Answer
$\sin\theta$ = $- \frac{4}{5}$
$\cos\theta$ =$ -\frac{3}{5}$
$\tan\theta$ =$\frac{4}{3}$ (given)
$\cot\theta$ =$ \frac{3}{4}$
$\sec\theta$ =$ -\frac{5}{3}$
$\csc\theta$ =$- \frac{5}{4}$
Work Step by Step
Considering $\theta$ as reference angle, we may draw a right triangle ABC to calculate other trigonometric functions-
In right triangle ABC-
Given $\tan\theta$ =$ \frac{y}{x}$ = $ \frac{4}{3}$ (Ignoring sign)

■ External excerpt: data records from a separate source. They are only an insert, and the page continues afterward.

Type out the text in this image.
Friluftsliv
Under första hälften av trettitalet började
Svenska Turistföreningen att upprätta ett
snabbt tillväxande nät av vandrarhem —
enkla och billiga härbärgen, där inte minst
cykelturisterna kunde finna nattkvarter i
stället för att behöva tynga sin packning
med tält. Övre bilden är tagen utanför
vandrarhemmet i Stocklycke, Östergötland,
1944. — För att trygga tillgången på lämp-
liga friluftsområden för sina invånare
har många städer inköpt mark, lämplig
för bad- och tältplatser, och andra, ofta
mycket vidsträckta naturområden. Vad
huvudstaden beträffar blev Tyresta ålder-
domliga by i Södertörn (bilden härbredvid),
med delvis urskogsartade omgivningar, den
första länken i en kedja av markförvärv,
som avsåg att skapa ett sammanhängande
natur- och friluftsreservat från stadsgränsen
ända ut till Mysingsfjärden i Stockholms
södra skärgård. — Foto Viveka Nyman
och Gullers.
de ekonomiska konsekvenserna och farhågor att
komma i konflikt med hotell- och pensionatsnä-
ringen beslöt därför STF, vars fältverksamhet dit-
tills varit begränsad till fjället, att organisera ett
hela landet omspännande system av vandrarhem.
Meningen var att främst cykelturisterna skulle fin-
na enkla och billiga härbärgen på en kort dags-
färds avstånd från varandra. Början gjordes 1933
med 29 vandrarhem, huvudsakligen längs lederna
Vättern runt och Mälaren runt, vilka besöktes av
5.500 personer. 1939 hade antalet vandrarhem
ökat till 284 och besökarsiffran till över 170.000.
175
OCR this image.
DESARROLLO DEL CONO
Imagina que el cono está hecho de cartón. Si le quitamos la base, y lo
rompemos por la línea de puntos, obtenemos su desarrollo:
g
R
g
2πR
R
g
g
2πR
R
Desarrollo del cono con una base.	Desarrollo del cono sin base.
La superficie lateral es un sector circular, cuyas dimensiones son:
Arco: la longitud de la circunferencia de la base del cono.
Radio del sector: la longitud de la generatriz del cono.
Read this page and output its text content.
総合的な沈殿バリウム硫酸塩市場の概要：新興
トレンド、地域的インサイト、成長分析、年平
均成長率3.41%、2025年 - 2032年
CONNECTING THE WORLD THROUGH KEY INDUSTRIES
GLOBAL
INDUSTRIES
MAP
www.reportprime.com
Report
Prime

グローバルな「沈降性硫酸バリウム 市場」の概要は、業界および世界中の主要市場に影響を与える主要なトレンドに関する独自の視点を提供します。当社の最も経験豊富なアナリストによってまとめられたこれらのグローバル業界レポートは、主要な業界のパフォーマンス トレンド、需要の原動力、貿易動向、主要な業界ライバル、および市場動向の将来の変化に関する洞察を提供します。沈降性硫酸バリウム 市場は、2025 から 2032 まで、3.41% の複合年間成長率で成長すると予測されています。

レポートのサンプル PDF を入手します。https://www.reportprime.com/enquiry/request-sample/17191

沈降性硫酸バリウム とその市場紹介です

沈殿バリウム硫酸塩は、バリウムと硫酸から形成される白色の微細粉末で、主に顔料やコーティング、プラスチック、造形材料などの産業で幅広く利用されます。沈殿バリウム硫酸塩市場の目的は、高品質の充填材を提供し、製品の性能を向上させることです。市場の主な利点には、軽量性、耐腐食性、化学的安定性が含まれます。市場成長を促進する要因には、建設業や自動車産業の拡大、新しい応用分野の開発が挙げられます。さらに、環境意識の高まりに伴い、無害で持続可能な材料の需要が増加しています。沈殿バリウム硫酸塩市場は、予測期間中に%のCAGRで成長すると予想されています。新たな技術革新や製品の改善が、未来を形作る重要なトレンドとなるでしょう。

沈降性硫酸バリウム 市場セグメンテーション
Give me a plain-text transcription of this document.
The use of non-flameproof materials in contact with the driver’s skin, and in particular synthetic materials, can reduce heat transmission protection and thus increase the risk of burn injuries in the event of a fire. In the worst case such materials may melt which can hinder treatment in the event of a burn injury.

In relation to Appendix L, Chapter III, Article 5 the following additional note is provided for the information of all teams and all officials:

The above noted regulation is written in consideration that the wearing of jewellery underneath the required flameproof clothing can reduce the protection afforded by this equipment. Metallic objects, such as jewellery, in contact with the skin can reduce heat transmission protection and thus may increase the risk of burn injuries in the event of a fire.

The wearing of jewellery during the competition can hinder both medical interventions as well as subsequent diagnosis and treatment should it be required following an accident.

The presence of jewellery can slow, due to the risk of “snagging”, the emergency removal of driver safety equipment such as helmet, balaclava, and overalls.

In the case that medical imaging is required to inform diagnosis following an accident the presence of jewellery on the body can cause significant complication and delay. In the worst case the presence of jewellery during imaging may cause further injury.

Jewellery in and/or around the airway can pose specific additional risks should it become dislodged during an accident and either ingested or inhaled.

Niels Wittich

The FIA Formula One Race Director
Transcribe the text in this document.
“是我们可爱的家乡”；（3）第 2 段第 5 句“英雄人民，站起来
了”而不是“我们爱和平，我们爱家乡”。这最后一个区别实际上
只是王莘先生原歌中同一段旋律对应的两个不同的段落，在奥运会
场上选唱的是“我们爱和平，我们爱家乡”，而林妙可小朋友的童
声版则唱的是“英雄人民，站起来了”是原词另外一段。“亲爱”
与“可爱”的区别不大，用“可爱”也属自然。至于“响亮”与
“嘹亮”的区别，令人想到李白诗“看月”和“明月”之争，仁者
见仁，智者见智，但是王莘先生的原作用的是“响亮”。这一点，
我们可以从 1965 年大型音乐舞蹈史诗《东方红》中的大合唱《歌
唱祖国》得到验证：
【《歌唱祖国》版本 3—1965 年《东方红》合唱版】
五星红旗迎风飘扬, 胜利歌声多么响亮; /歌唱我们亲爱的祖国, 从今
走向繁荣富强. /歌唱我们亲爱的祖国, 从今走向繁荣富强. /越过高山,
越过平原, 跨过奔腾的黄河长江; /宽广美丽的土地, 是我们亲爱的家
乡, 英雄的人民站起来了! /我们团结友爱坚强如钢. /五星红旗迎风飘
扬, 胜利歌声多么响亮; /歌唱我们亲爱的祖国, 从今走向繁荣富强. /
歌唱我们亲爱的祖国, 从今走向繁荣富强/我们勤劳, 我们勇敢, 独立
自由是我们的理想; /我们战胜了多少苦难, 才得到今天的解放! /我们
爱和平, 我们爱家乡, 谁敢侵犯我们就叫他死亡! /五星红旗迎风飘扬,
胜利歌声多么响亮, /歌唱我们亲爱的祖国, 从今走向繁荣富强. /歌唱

Using Pythagorous theorem-
$r =\sqrt {x^{2}+y^{2}}$ =$ \sqrt {3^{2}+4^{2}}$ = 5
i.e. x=3, y=4 and r=5
As $\theta$ lies in quadrant III, therefore-
$\sin\theta$ =$ -\frac{y}{r}$ = $- \frac{4}{5}$
$\cos\theta$ =$- \frac{x}{r}$ =$ -\frac{3}{5}$
$\tan\theta$ =$ \frac{y}{x}$ =$\frac{4}{3}$ (given)
$\cot\theta$ =$ \frac{x}{y}$ =$ \frac{3}{4}$
$\sec\theta$ =$ -\frac{r}{x}$ =$ -\frac{5}{3}$
$\csc\theta$ =$ -\frac{r}{y}$ =$- \frac{5}{4}$